(Novella X)
LA SCIMMIA TAGLIALEGNA
T
AGLIAVA sopra il monte di Chiavello un boscaiuolo certe legne per ardere e come è usanza de' così fatti, volendo fendere un querciuolo assai ben grosso, montato sopra l'un de' capi co' piedi, dava sull'altro colla scure di gran colpi, e poi metteva nella fenditura che faceva, certo conio, perché e' la tenesse aperta, e acciocché meglio ne potesse cavar la scure, per darvi su l'altro colpo; e quanto più fendeva il querciuolo, tanto metteva più giù un altro conio, col quale e' faceva cadere il primo, e dava luogo alla scure che più facilmente uscisse della fenditura; e così andava facendo di mano in mano, fino a che egli avesse diviso il querciuolo.

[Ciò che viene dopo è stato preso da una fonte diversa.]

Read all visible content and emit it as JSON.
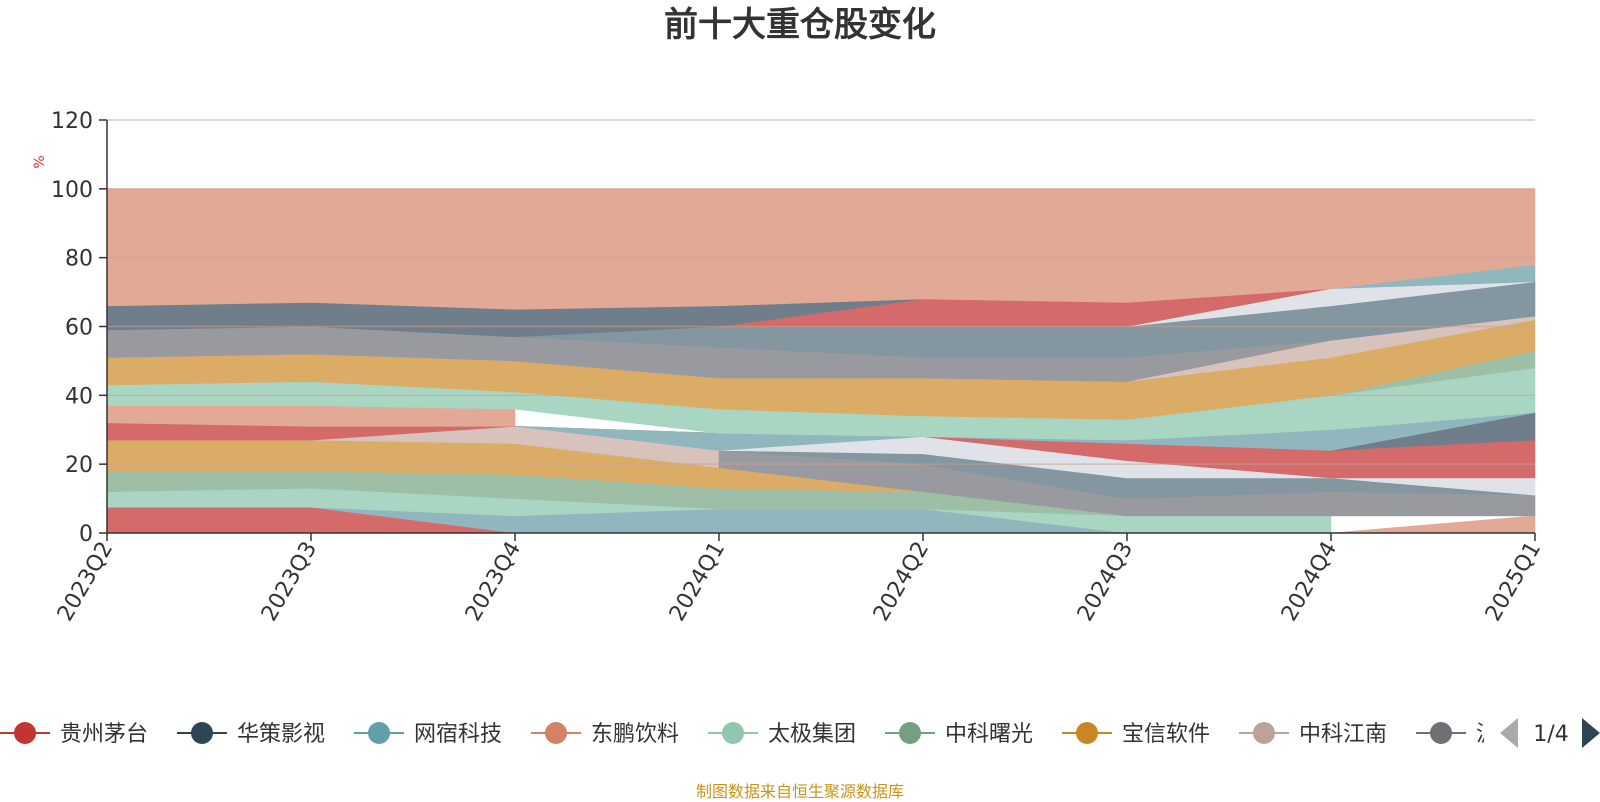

Poco lontano, dove questo omiciatto faceva questo esercizio, alloggiava una scimia, la quale avendo con grande attenzione mirato tutto quel che 'l buono uomo aveva fatto, quando fu venuta la ora del far colazione, e che 'l tagliatore, lasciati tutti li suoi istrumenti sul lavoro, se ne fu ito a casa, la scimia, senza discorrere il fine, si lanciò subito alla scure, e misesi a fendere uno di quei querciuoli; e volendo far né più né meno che s'avesse veduto fare al maestro, accadde, che cavando il conio della fenditura, né si accorgendo di metter l'altro più basso, acciocché il querciuolo non si rinchiudesse, il querciuolo si riserrò, e nel riserrarsi, e' le prese sprovvedutamente l'un de' piedi in modo, che egli vi rimase attaccato con esso, facendo, per lo stremo dolore che subito li venne, quei lamenti, che voi medesimi vi potete pensare. Al romor de' quali corse subito il tagliatore, e vedendo lo incauto animale così rimasto, come villan ch'egli era, in cambio di aiutarlo, li diede della scure sulla testa sì piacevolmente, che al primo colpo li fece lasciar la vita su quel querciuolo: e così s'accorse il pazzerello, che mal fanno coloro, che voglion far, come si dice, l'altrui mestiero.